In the imperialist countries, “booms” are less and less boomish. In Australia, the government thinks it has something to crow about if it can project unemployment falling below 8 per cent—always at least half a year or a year in the future, of course. The boom in the United States is the slowest one in half a century; economic growth is about two-thirds the rate of growth during typical upswings, and the increase of wages about half. In 1960–73, labour productivity grew an average 2.9 per cent a year in the us; in the 1990s, the average has been one per cent.

Inter-imperialist competition is intensifying capital’s normal drive to reduce the costs of the raw material inputs to production. It’s because old-growth forests come cheaper that they are logged in preference to plantations, not because of any “shortage” of plantation timber.

Stepped-up environmental destruction goes hand in hand with stepped-up exploitation of the working class; both phenomena are part of the same economic compulsion to reduce costs of production.

The links between worker exploitation and environmental destruction are nowhere clearer than in the growing number of cases where workers are killed on the job. In the United States, there are 55,000 work-related deaths each year. Faber cites figures that the number who die from exposure to toxins in the workplace is more than eight times the number killed by other kinds of accidents. The number of work-related deaths in Australia is at least 2900 per year, roughly per capita the same as the us.

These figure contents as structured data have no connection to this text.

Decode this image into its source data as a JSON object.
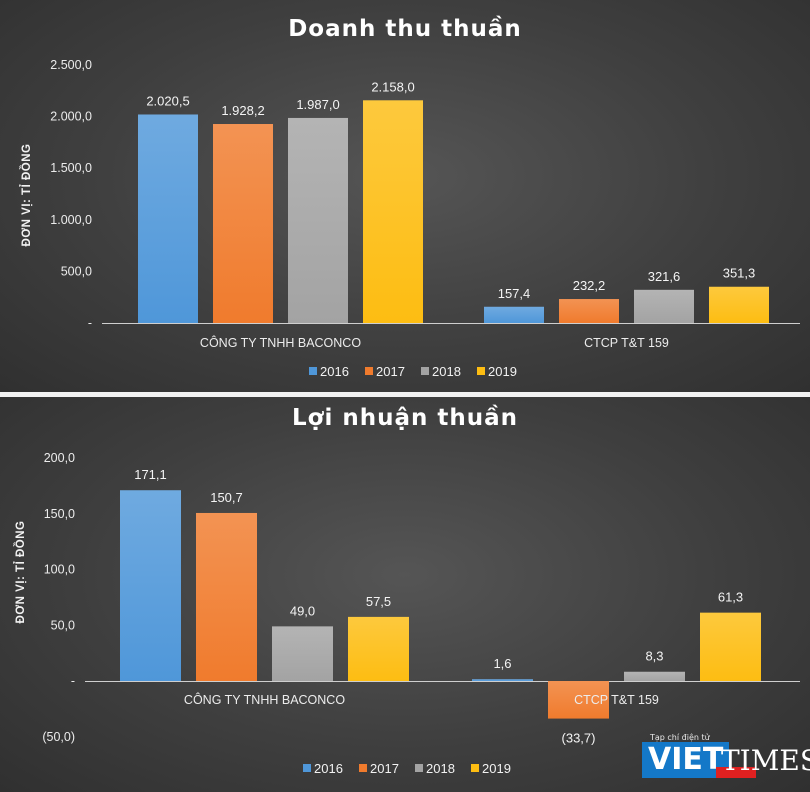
{
  "chart_data": [
    {
      "type": "bar",
      "title": "Doanh thu thuần",
      "ylabel": "ĐƠN VỊ: TỈ ĐỒNG",
      "xlabel": "",
      "categories": [
        "CÔNG TY TNHH BACONCO",
        "CTCP T&T 159"
      ],
      "series": [
        {
          "name": "2016",
          "values": [
            2020.5,
            157.4
          ],
          "labels": [
            "2.020,5",
            "157,4"
          ]
        },
        {
          "name": "2017",
          "values": [
            1928.2,
            232.2
          ],
          "labels": [
            "1.928,2",
            "232,2"
          ]
        },
        {
          "name": "2018",
          "values": [
            1987.0,
            321.6
          ],
          "labels": [
            "1.987,0",
            "321,6"
          ]
        },
        {
          "name": "2019",
          "values": [
            2158.0,
            351.3
          ],
          "labels": [
            "2.158,0",
            "351,3"
          ]
        }
      ],
      "ylim": [
        0,
        2500
      ],
      "yticks": [
        0,
        500,
        1000,
        1500,
        2000,
        2500
      ],
      "ytick_labels": [
        "-",
        "500,0",
        "1.000,0",
        "1.500,0",
        "2.000,0",
        "2.500,0"
      ],
      "grid": false,
      "legend_position": "bottom"
    },
    {
      "type": "bar",
      "title": "Lợi nhuận thuần",
      "ylabel": "ĐƠN VỊ: TỈ ĐỒNG",
      "xlabel": "",
      "categories": [
        "CÔNG TY TNHH BACONCO",
        "CTCP T&T 159"
      ],
      "series": [
        {
          "name": "2016",
          "values": [
            171.1,
            1.6
          ],
          "labels": [
            "171,1",
            "1,6"
          ]
        },
        {
          "name": "2017",
          "values": [
            150.7,
            -33.7
          ],
          "labels": [
            "150,7",
            "(33,7)"
          ]
        },
        {
          "name": "2018",
          "values": [
            49.0,
            8.3
          ],
          "labels": [
            "49,0",
            "8,3"
          ]
        },
        {
          "name": "2019",
          "values": [
            57.5,
            61.3
          ],
          "labels": [
            "57,5",
            "61,3"
          ]
        }
      ],
      "ylim": [
        -50,
        200
      ],
      "yticks": [
        -50,
        0,
        50,
        100,
        150,
        200
      ],
      "ytick_labels": [
        "(50,0)",
        "-",
        "50,0",
        "100,0",
        "150,0",
        "200,0"
      ],
      "grid": false,
      "legend_position": "bottom"
    }
  ],
  "colors": {
    "2016": "#4f97d9",
    "2017": "#f07b2d",
    "2018": "#a3a3a3",
    "2019": "#fdbd12"
  },
  "watermark": {
    "small_text": "Tạp chí điện tử",
    "brand_viet": "VIET",
    "brand_times": "TIMES"
  }
}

Thus when we say that the labour movement has to take up the cause of saving the environment, it is not merely a matter of forming alliances between unions and an environmental movement that happen to have the same enemy. Capitalist destruction of the environment is part and parcel of its slaughter of the working class for the sake of greater profits.

Capitalism is a threat to the survival of us all: individually in the workplace, collectively as it destroys the environmental conditions for human life. Its overthrow is literally a matter of life or death. It is even more true today than it was in 1848 that “The proletarians have nothing to lose but their chains. They have a world to win.”

Endnotes

1.             Marx, Karl. Capital, Vol. 1, Penguin, Harmondsworth, p. x.

2.         Engels, Frederick, The Condition of the Working Class in England, p.

3.         Marx, Karl,“Preface” to A Contribution to the Critique of Political Economy, Progress Publishers, Moscow, 1970, pp. 20–21.

4.         Marx, Karl and Engels, Frederick, Communist Manifesto, International Publishers, New York, 1971, pp. 91–92.